Years ago I purchased a MacBook. I’ve written about this before, what I was actually buying then was the ability to suspend/resume reliably, and have working wifi on my laptop. It was something Linux didn’t offer me at the time – that’s sorted now and I now actually run Linux on my old MacBook hardware. My next laptop won’t be an Apple, or at least not for the purpose of running OSX. I like free (as in open) software, but I also have work to do. So every time it comes up, I have to make a pragmatic choice.

At many tech conferences, including those in the Open Source space, you will see a huge number of MacBooks. If you want to know why those people bought them, ask. You’ll find it most educational. Just make sure it’s not perceived as an attack of their choice or ethics or whatever, because chances are you’re not the first to ask and there have been others with an agenda.

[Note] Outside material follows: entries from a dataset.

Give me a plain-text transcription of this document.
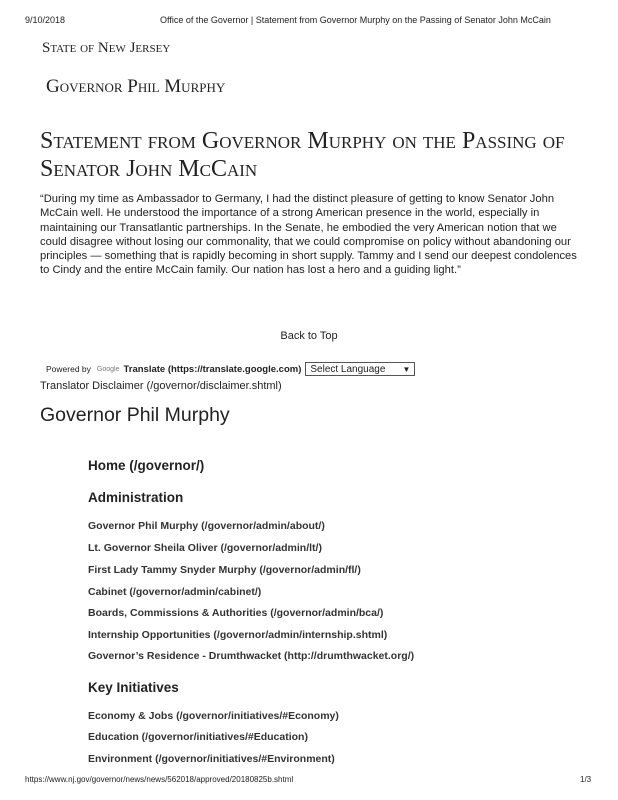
9/10/2018	Office of the Governor | Statement from Governor Murphy on the Passing of Senator John McCain
State of New Jersey
Governor Phil Murphy
Statement from Governor Murphy on the Passing of
Senator John McCain
“During my time as Ambassador to Germany, I had the distinct pleasure of getting to know Senator John McCain well. He understood the importance of a strong American presence in the world, especially in maintaining our Transatlantic partnerships. In the Senate, he embodied the very American notion that we could disagree without losing our commonality, that we could compromise on policy without abandoning our principles — something that is rapidly becoming in short supply. Tammy and I send our deepest condolences to Cindy and the entire McCain family. Our nation has lost a hero and a guiding light.”
Back to Top
Powered by Google Translate (https://translate.google.com) Select Language ▼
Translator Disclaimer (/governor/disclaimer.shtml)
Governor Phil Murphy
Home (/governor/)
Administration
Governor Phil Murphy (/governor/admin/about/)
Lt. Governor Sheila Oliver (/governor/admin/lt/)
First Lady Tammy Snyder Murphy (/governor/admin/fl/)
Cabinet (/governor/admin/cabinet/)
Boards, Commissions & Authorities (/governor/admin/bca/)
Internship Opportunities (/governor/admin/internship.shtml)
Governor’s Residence - Drumthwacket (http://drumthwacket.org/)
Key Initiatives
Economy & Jobs (/governor/initiatives/#Economy)
Education (/governor/initiatives/#Education)
Environment (/governor/initiatives/#Environment)
https://www.nj.gov/governor/news/news/562018/approved/20180825b.shtml	1/3
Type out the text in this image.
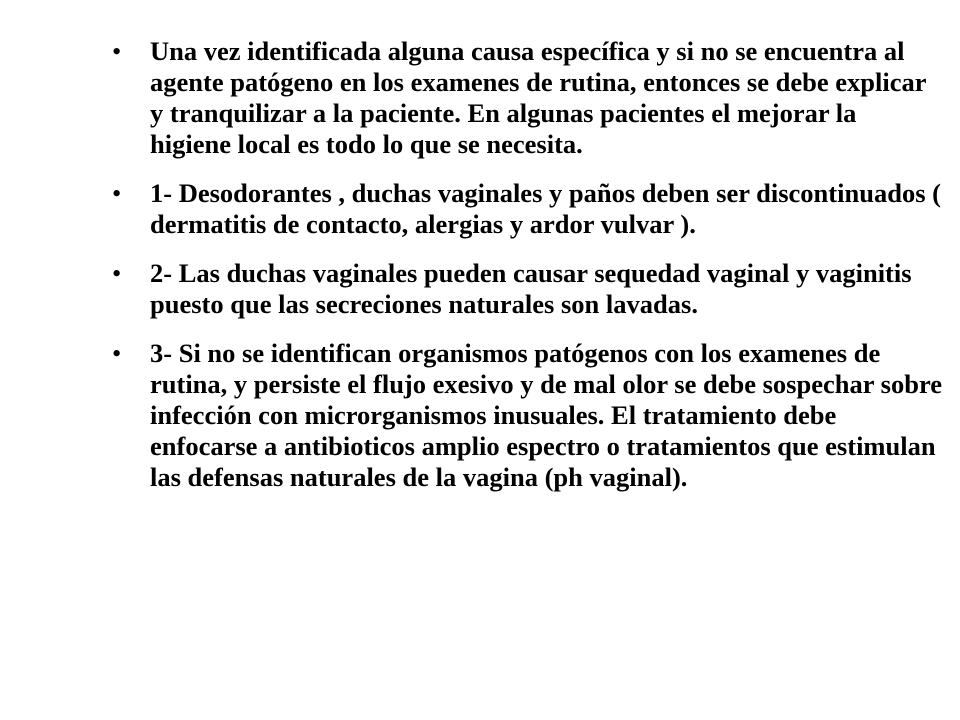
•	Una vez identificada alguna causa específica y si no se encuentra al agente patógeno en los examenes de rutina, entonces se debe explicar y tranquilizar a la paciente. En algunas pacientes el mejorar la higiene local es todo lo que se necesita.
•	1- Desodorantes , duchas vaginales y paños deben ser discontinuados ( dermatitis de contacto, alergias y ardor vulvar ).
•	2- Las duchas vaginales pueden causar sequedad vaginal y vaginitis puesto que las secreciones naturales son lavadas.
•	3- Si no se identifican organismos patógenos con los examenes de rutina, y persiste el flujo exesivo y de mal olor se debe sospechar sobre infección con microrganismos inusuales. El tratamiento debe enfocarse a antibioticos amplio espectro o tratamientos que estimulan las defensas naturales de la vagina (ph vaginal).
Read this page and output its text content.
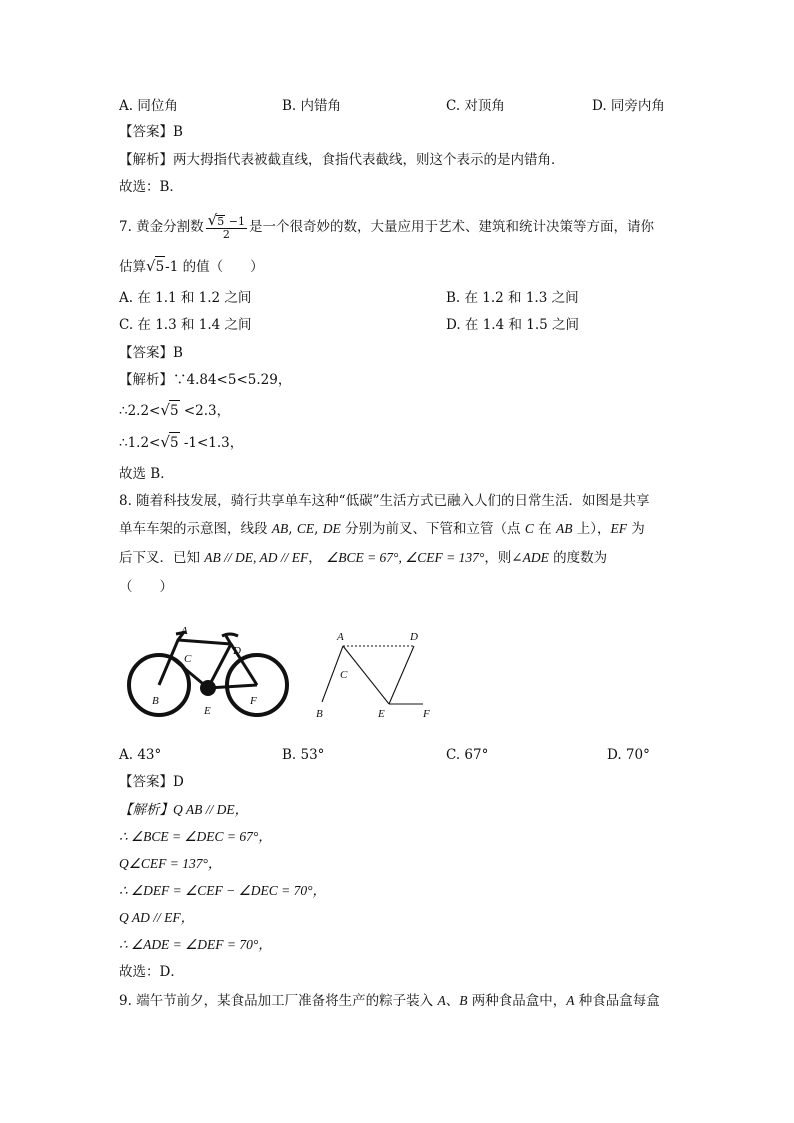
A. 同位角	B. 内错角	C. 对顶角	D. 同旁内角
【答案】B
【解析】两大拇指代表被截直线，食指代表截线，则这个表示的是内错角．
故选：B．
7. 黄金分割数 $\frac{√5 -1}{2}$ 是一个很奇妙的数，大量应用于艺术、建筑和统计决策等方面，请你
估算√5-1 的值（　　）
A. 在 1.1 和 1.2 之间	B. 在 1.2 和 1.3 之间
C. 在 1.3 和 1.4 之间	D. 在 1.4 和 1.5 之间
【答案】B
【解析】∵4.84<5<5.29，
∴2.2<√5 <2.3，
∴1.2<√5 -1<1.3，
故选 B．
8. 随着科技发展，骑行共享单车这种“低碳”生活方式已融入人们的日常生活．如图是共享
单车车架的示意图，线段 AB, CE, DE 分别为前叉、下管和立管（点 C 在 AB 上），EF 为
后下叉．已知 AB // DE, AD // EF， ∠BCE = 67°, ∠CEF = 137°，则∠ADE 的度数为
（　　）
A
C
D
B
E
F
A
C
D
B	E	F
A. 43°	B. 53°	C. 67°	D. 70°
【答案】D
【解析】Q AB // DE，
∴ ∠BCE = ∠DEC = 67°，
Q∠CEF = 137°，
∴ ∠DEF = ∠CEF − ∠DEC = 70°，
Q AD // EF，
∴ ∠ADE = ∠DEF = 70°，
故选：D．
9. 端午节前夕，某食品加工厂准备将生产的粽子装入 A、B 两种食品盒中，A 种食品盒每盒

If you want to potentially convince people to buy different stuff, you really need to first understand why they’re currently purchasing the things they are. Don’t presume. Then either find or create a product that matches their specified needs better, or come up with a need that will rank higher but hasn’t previously been applied.

Yes, that’s what Apple has done under Steve Jobs’ leadership. And whatever you may think of the hardware, software, marketplace and licensing, I regard it as a great accomplishment in product development and marketing. I appreciate that that doesn’t rank highly from a tech perspective, but I do believe it’s not only worthy of respect but definitely worthwhile understanding.

If you are active in this field either developing products or in the community, and don’t yet understand that Apple didn’t just create another computer, walkman and phone, do learn about this as it’s essential to what you’re trying to do. It’s not about then copying that, but about understanding how it works.